Dear John, wright and wrong, the aggression of "about"

1. C.K. Stead, in an interesting LRB article [gated] about T.S. Eliot and Katherine Mansfield, quotes this letter from TSE to Mansfield's then-widower John Middleton Murry:
My dear John,
You know it is impossible for me to come to your wedding, as I am in a bank and cannot get away at such an hour. I am sure that you have done the best thing for yourself in marrying again, but you know that it has always been impossible for me to understand any of your actions.
Ever yours
T.S.E.
2. A series of puns on W/right in a Google reader thread led me to look up the etymologies of right and wrong to find out why there's a w in wrong. The "original" meanings were straight/crooked; "right" is from the rect- root and "wrong" seems to have begun life as part of the conjugation of "wring" in the wrung-out-of-shape sense. [The first Mid. E. uses of "wrong" are in place names like "Wrangebroc" and "Wrongedichhundred" (a hundred is an administrative unit).] There seems to be no principle behind the w in wring/wrong; the Old Norse and High German forms are w-less. On the other hand the w in wright is there for a reason,"wright" having come from forms that had the form "worked" via the interchange of front vowels and r that is so common in Middle E. (cf. "bryd" for "bird" etc.)

Interestingly "wrong" once meant "oblong" -- a rectangle being, one supposes, a wrecked tangle.

3. David Orr encounters the law and literature movement in the form of an anthology on the Poetry of Law; re the preposition, he says:
And it’s comforting, isn’t it, to suppose that pursuits like law and poetry aren’t really “about” each other in the almost aggressive way that instruction manuals are about food processors, but rather are as delicately interrelated as sea and shore, or bees and roses.

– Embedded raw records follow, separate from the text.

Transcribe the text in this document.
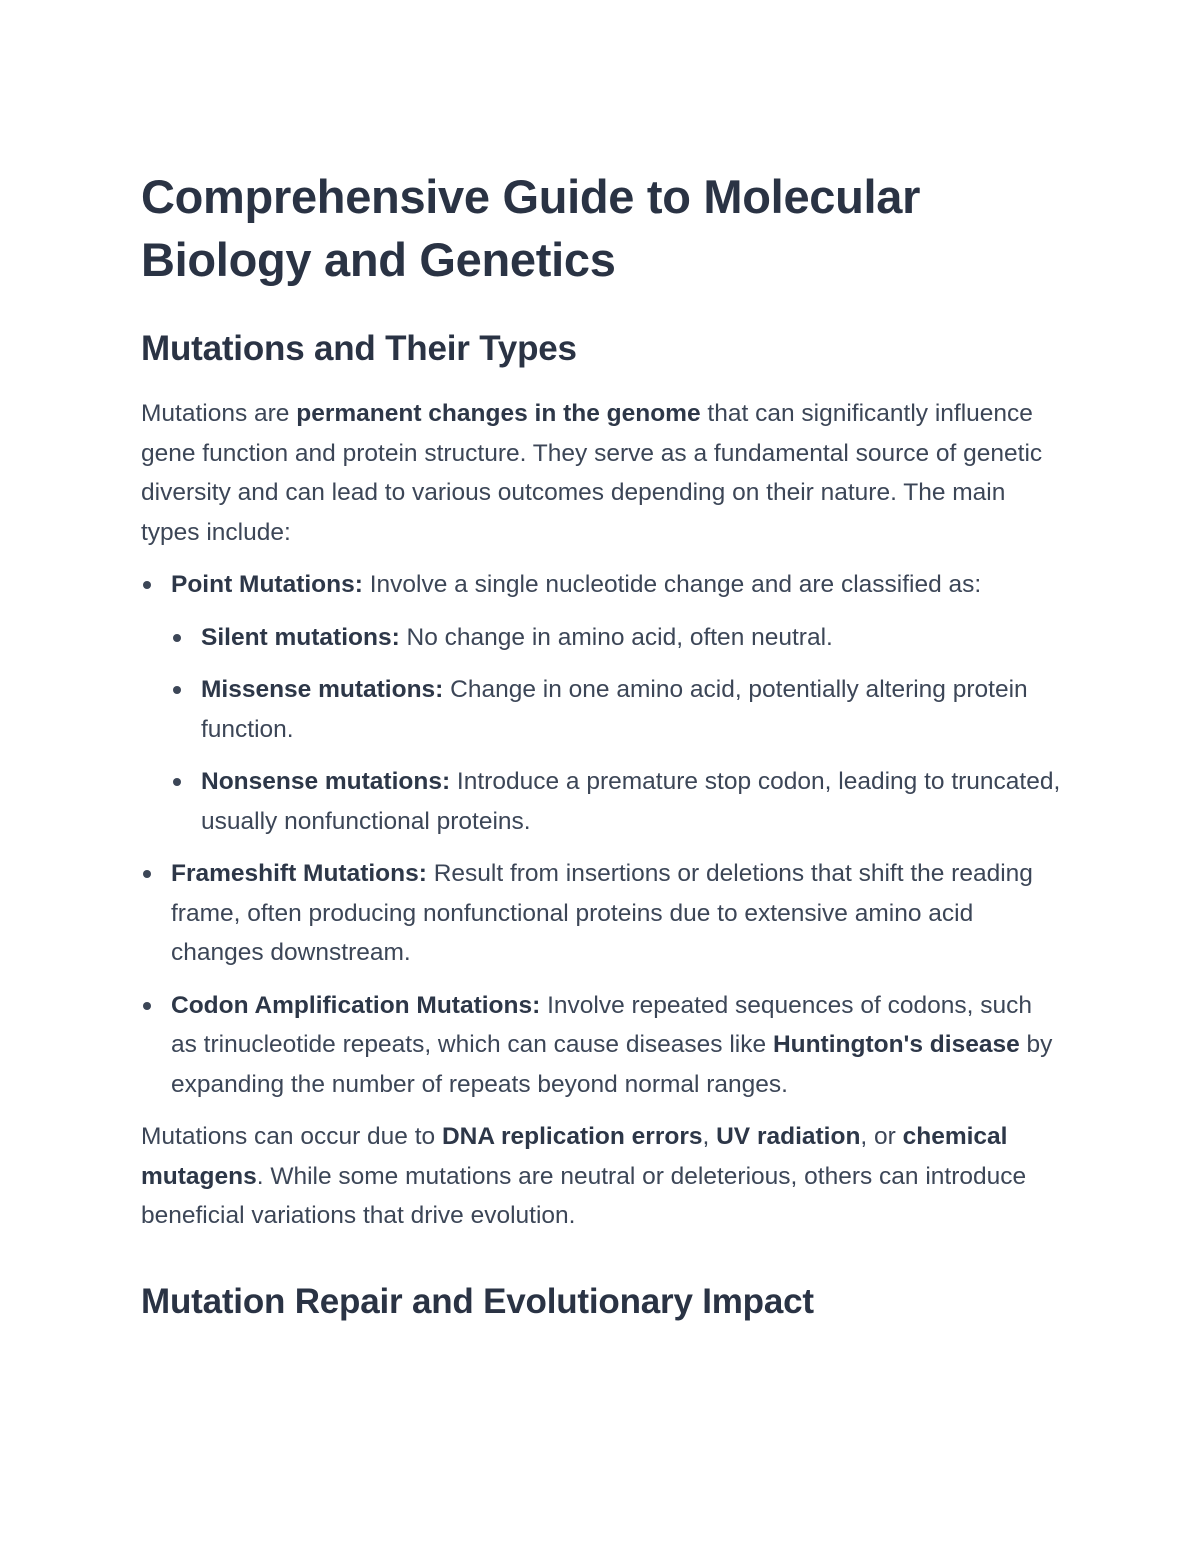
Comprehensive Guide to Molecular Biology and Genetics
Mutations and Their Types

Mutations are permanent changes in the genome that can significantly influence gene function and protein structure. They serve as a fundamental source of genetic diversity and can lead to various outcomes depending on their nature. The main types include:

Point Mutations: Involve a single nucleotide change and are classified as:
Silent mutations: No change in amino acid, often neutral.
Missense mutations: Change in one amino acid, potentially altering protein function.
Nonsense mutations: Introduce a premature stop codon, leading to truncated, usually nonfunctional proteins.
Frameshift Mutations: Result from insertions or deletions that shift the reading frame, often producing nonfunctional proteins due to extensive amino acid changes downstream.
Codon Amplification Mutations: Involve repeated sequences of codons, such as trinucleotide repeats, which can cause diseases like Huntington's disease by expanding the number of repeats beyond normal ranges.

Mutations can occur due to DNA replication errors, UV radiation, or chemical mutagens. While some mutations are neutral or deleterious, others can introduce beneficial variations that drive evolution.

Mutation Repair and Evolutionary Impact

4. Gaddafi's flamboyantly Elizabethan approach to spelling (Language Log; see also Johnson) and Elizabethanly flamboyant approach to dress (Vanity Fair). Discuss: is he the Christopher Marlowe of our age?

2 comments:

Jenny Davidson said...

The Chiltern Hundreds! (A term I must have learned by reading Trollope's Palliser novels?)

Zed said...

For some reason I was "reading" the Domesday book last Christmas, and it had hundreds of hundreds. I was vaguely aware of "taking the Chiltern hundreds" as a euphemism for leaving Parliament (why? no idea. Possibly the Chesterton essay) but hadn't made the connection at all; thanks!